Serica, formerly DigitalTangible, announces the December closure of its hard assets and blockchain trading business that linked precious metals and other hard assets to the Blockchain via a browser-based trading wallet.

The company was one of the first to bridge the old world of precious hard assets to the new world of the Blockchain. It spent a year and a half building and developing the world's first and only commercial bitcoin2.0 digital asset trading wallet and now says goodbye to the markets and customers that launched the company in 2014.

Their innovative technology gave trading customers full control of their private keys that authorized the movement of their physical assets, anywhere in the world. In addition to converting hard assets into blockchain tokens, Serica built a network of global custodians in Singapore, Switzerland, Argentina and the United States. Asset trading included mostly precious metals, but also stock certificates, stored commodities and farmland titles.

Serica founder and CEO, Taariq Lewis, shares his thoughts on exiting the precious metals industry: “We were lucky to have the early adopters of new blockchain services come to us to make the impossible a reality: Hard assets secured by the blockchain with easy Peer-to-Peer trading. However, we are exiting this market to identify new opportunities in FinTech on which we can continue our company's growth. There are many others doing great work in this space and we think they will continue building where we have left off.”

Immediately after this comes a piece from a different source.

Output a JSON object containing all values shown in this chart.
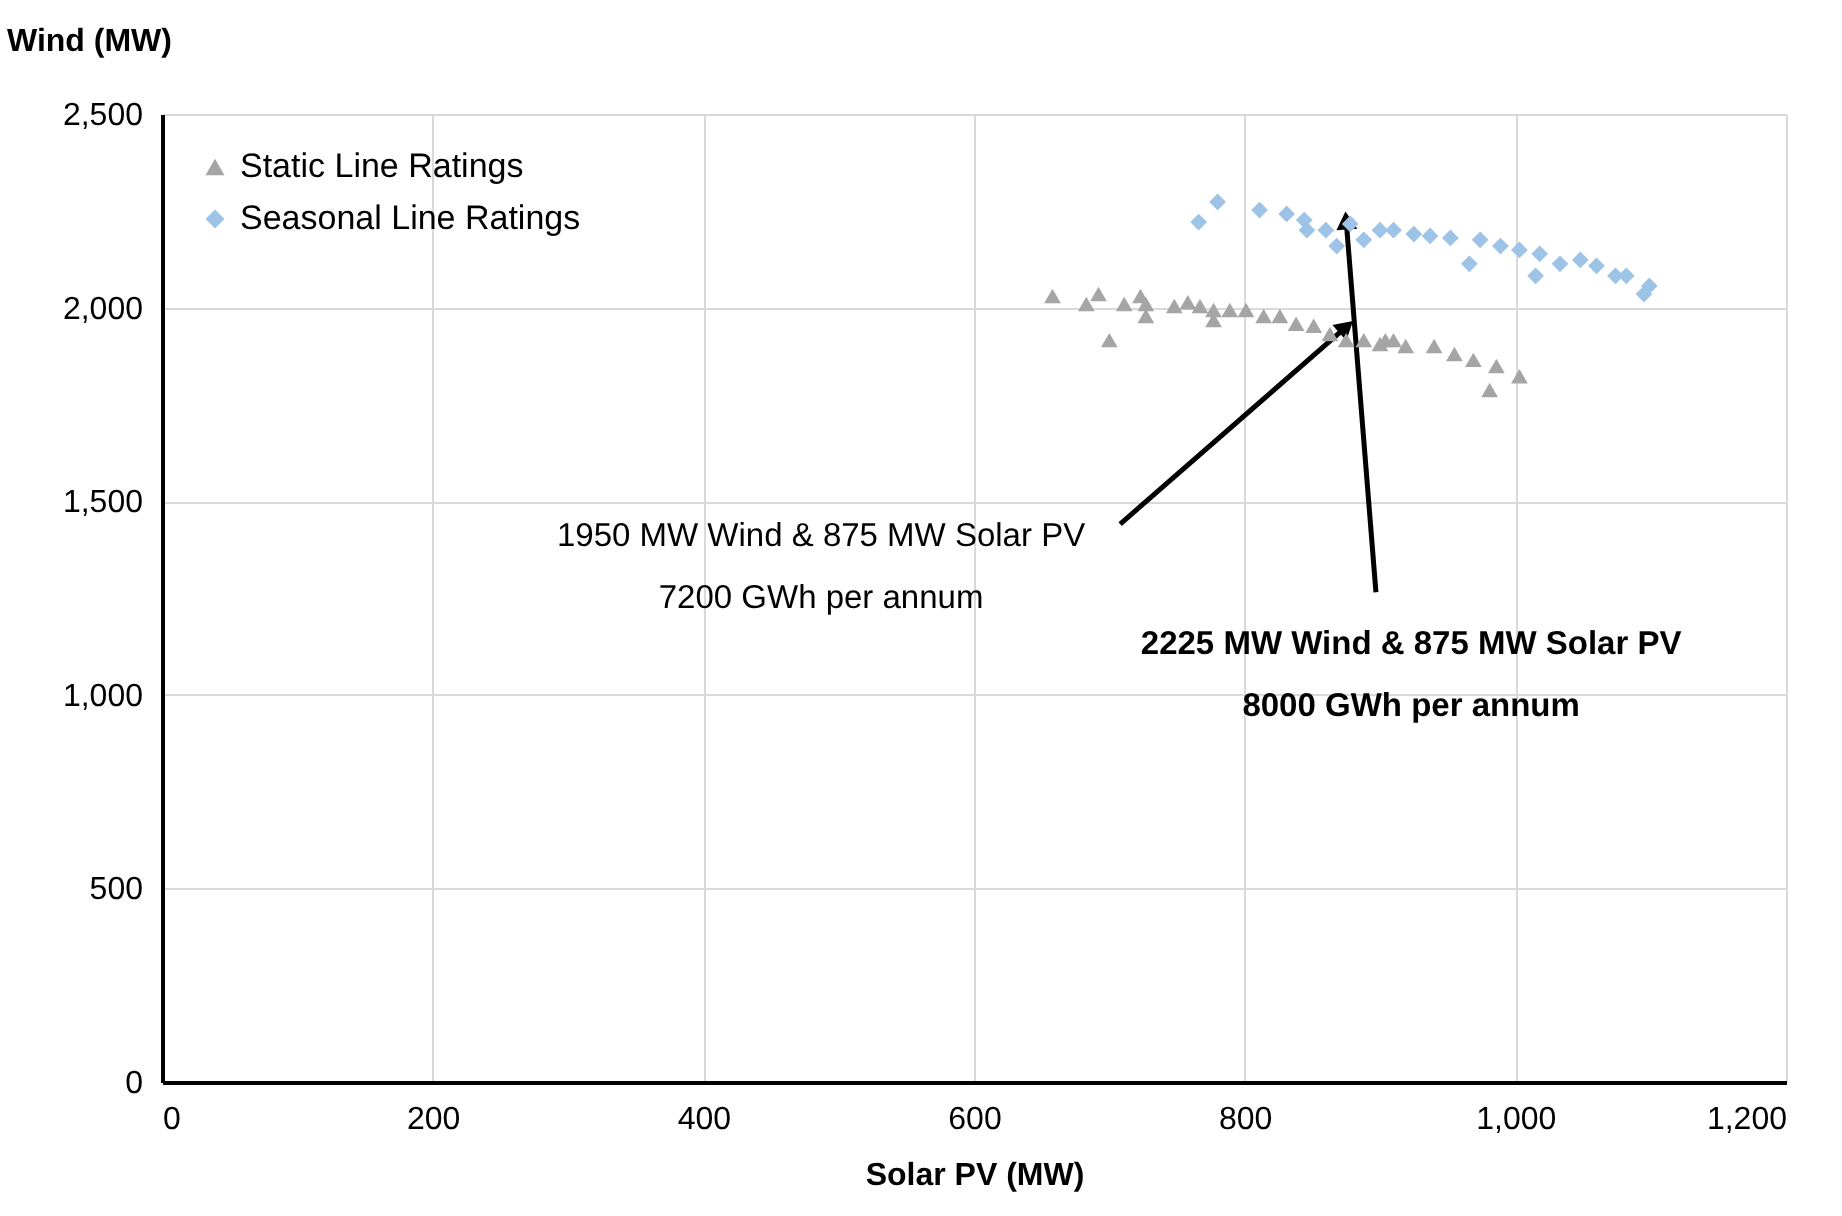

Serica founder and CEO, Taariq Lewis

US Regulatory Nightmare

Taariq Lewis further explains the reasons for closure to Cointelegraph: “Our competitors have easier legal clearance and seem to have the budget to cover the compliance costs needed to serve this business. The compliance costs to our company were simply too great for a technology startup at our stage of growth. We are leaving mostly because we have other more profitable business to pursue leveraging our technology. We think there's still a substantial opportunity to serve markets where bitcoin can solve big business problems, such as health-care payments. P2P hard-asset trading is exciting, but not as a big business problem as we had hoped.”

“I’m sure they had valid reasons to discontinue the service. They’ve run an exceptional business, and we learned a lot from them in our early stages,” says Alexi Lane, CEO and founder of Bangkok based fintech company Amilabs and its flagship project MidasRezerv. “High cost of compliance can be the issue, but since we don’t operate in the United States I don’t really know how expensive this can be. In general, starting and operating any fintech business in the US is already disadvantageous for startup companies due to necessary licensing and regulation costs.”

Lane never considered Serica to be a direct competitor, as they used a different business model, without issuing their own coin and allowing users to trade their assets in the blockchain marketspace. Something like a Bitcoin based Ebay. “We use more B2C sales oriented model, where we issue own gold-backed coin that represents gold already stored and fully verified with 3rd party custodian.“

“I could only imagine what a regulatory nightmare it is to issue your own gold backed token,“ Joshua Scigala, co-founder of Vaultoro, comments for CT. This Bitcoin-Gold exchange does not back a token because that would make it a currency issuer. Its transparency protocols use the blockchain to provide proof of a 100% reserve but they do not offer a transferable token backed by gold. When a member buys gold on the Vaultoro market place they buy the physical gold that is secured in their name as their property. When someone needs to spend that gold they convert it into Bitcoin instantly and spend it that way. “By doing this we are effectively a shop and not a currency issuer, we leave that part up to bitcoin.”